Although Boston’s waterfront today extends far beyond the Custom House, when it was constructed the harbor was not as distant as today; in fact, the original shoreline was up almost near the Old State House. By the time of construction, the Custom House sat on the edge of the harbor, perfectly situated to send its agents out for inspections and tax collection. Long Wharf, now much shorter, traveled almost to its doorstep. 

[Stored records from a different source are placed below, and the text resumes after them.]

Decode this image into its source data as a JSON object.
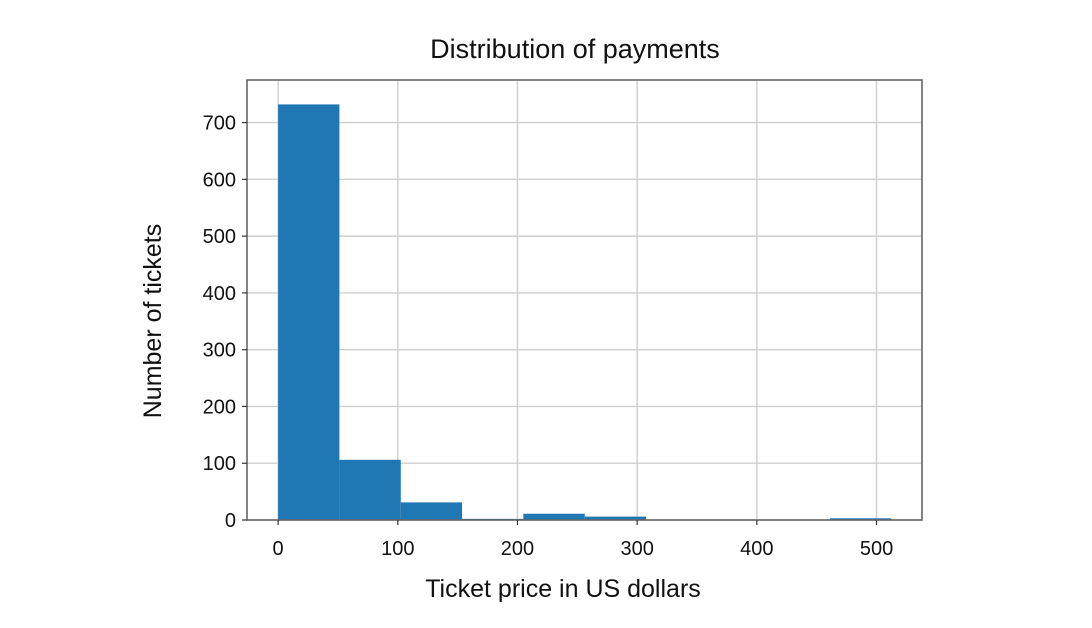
{
  "chart_data": {
    "type": "bar",
    "title": "Distribution of payments",
    "xlabel": "Ticket price in US dollars",
    "ylabel": "Number of tickets",
    "xlim": [
      -26,
      538
    ],
    "ylim": [
      0,
      775
    ],
    "xticks": [
      0,
      100,
      200,
      300,
      400,
      500
    ],
    "yticks": [
      0,
      100,
      200,
      300,
      400,
      500,
      600,
      700
    ],
    "grid": true,
    "bar_color": "#1f77b4",
    "bins": [
      {
        "x0": 0,
        "x1": 51.2,
        "value": 732
      },
      {
        "x0": 51.2,
        "x1": 102.5,
        "value": 106
      },
      {
        "x0": 102.5,
        "x1": 153.7,
        "value": 31
      },
      {
        "x0": 153.7,
        "x1": 204.9,
        "value": 2
      },
      {
        "x0": 204.9,
        "x1": 256.2,
        "value": 11
      },
      {
        "x0": 256.2,
        "x1": 307.4,
        "value": 6
      },
      {
        "x0": 307.4,
        "x1": 358.6,
        "value": 0
      },
      {
        "x0": 358.6,
        "x1": 409.9,
        "value": 0
      },
      {
        "x0": 409.9,
        "x1": 461.1,
        "value": 0
      },
      {
        "x0": 461.1,
        "x1": 512.3,
        "value": 3
      }
    ]
  }
}
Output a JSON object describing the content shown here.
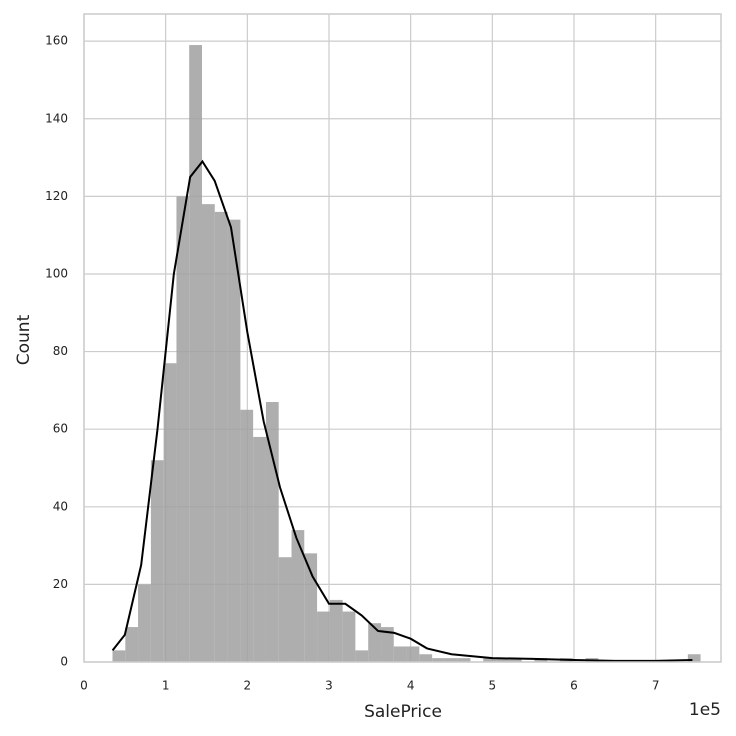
{
  "chart_data": {
    "type": "histogram",
    "xlabel": "SalePrice",
    "ylabel": "Count",
    "x_offset_label": "1e5",
    "bins": [
      0.349,
      0.506,
      0.662,
      0.819,
      0.975,
      1.132,
      1.288,
      1.445,
      1.601,
      1.758,
      1.915,
      2.071,
      2.228,
      2.384,
      2.541,
      2.697,
      2.854,
      3.01,
      3.167,
      3.323,
      3.48,
      3.637,
      3.793,
      3.95,
      4.106,
      4.263,
      4.419,
      4.576,
      4.732,
      4.889,
      5.046,
      5.202,
      5.359,
      5.515,
      5.672,
      5.828,
      5.985,
      6.141,
      6.298,
      6.454,
      6.611,
      6.768,
      6.924,
      7.081,
      7.237,
      7.394,
      7.55
    ],
    "values": [
      3,
      9,
      20,
      52,
      77,
      120,
      159,
      118,
      116,
      114,
      65,
      58,
      67,
      27,
      34,
      28,
      13,
      16,
      13,
      3,
      10,
      9,
      4,
      4,
      2,
      1,
      1,
      1,
      0,
      1,
      1,
      1,
      0,
      1,
      0,
      1,
      0,
      1,
      0,
      0,
      0,
      0,
      0,
      0,
      0,
      2
    ],
    "color": "#a0a0a0",
    "kde": {
      "color": "#000000",
      "x": [
        0.35,
        0.5,
        0.7,
        0.9,
        1.1,
        1.3,
        1.45,
        1.6,
        1.8,
        2.0,
        2.2,
        2.4,
        2.6,
        2.8,
        3.0,
        3.2,
        3.4,
        3.6,
        3.8,
        4.0,
        4.2,
        4.5,
        5.0,
        5.5,
        6.0,
        6.5,
        7.0,
        7.45
      ],
      "y": [
        3,
        7,
        25,
        60,
        100,
        125,
        129,
        124,
        112,
        85,
        62,
        45,
        32,
        22,
        15,
        15,
        12,
        8,
        7.5,
        6,
        3.5,
        2,
        1,
        0.8,
        0.5,
        0.3,
        0.3,
        0.5
      ]
    },
    "xlim": [
      0,
      7.8
    ],
    "xticks": [
      0,
      1,
      2,
      3,
      4,
      5,
      6,
      7
    ],
    "ylim": [
      0,
      167
    ],
    "yticks": [
      0,
      20,
      40,
      60,
      80,
      100,
      120,
      140,
      160
    ],
    "grid": true
  }
}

In the early 1900s, the size of the original Custom House could not adequately accommodate the amount of resources needed for the increased demands of a larger and more robust trade fleet. Eventually, the architecture firm Peabody & Stearns, famous in Boston’s architectural history and wildly influential in the area, added their design for a tower to the building. A remarkable design, the building’s height made it the tallest building in Boston for several years, and it towered over everything else surrounding it, a reminder of Boston’s place in the maritime trade. In fact, its mighty stature is only a result of its status as a federal building. At the time, the building code in Boston limited new buildings to 125 feet. However,  the federal exemption allowed the Custom House Tower to rise an additional 371 feet over the limit.

Custom House

The tower itself is clad in granite, mimicking the style of the base Custom House. This building material continuity allows for the unaware to see the building and tower as one unit, rather than an addition. This continuity marks the tower as a prime example of working with history, rather than trying to fight it — a respect of the style, features, and success of the past. Presently, the Custom House Tower is home to a Marriott timeshare and hotel. When Government Center was redeveloped, new federal buildings allowed for a consolidation of different agencies, including the ones formerly occupying the Custom House. The newly vacant building sat empty for several years, until finally Marriott announced plans for its occupation. 

Although no longer publicly-owned , the building still allows for public access. A maritime museum now sits in the ground floors, and an observation deck on the 26th floor provides a view over the City and the harbor that the building once held such dominance over. Although Boston’s cityscape has changed significantly since the Custom House and its Tower were constructed, its continued prominence over downtown and the waterfront stands as a reminder to both visitors and and residents of the City’s history.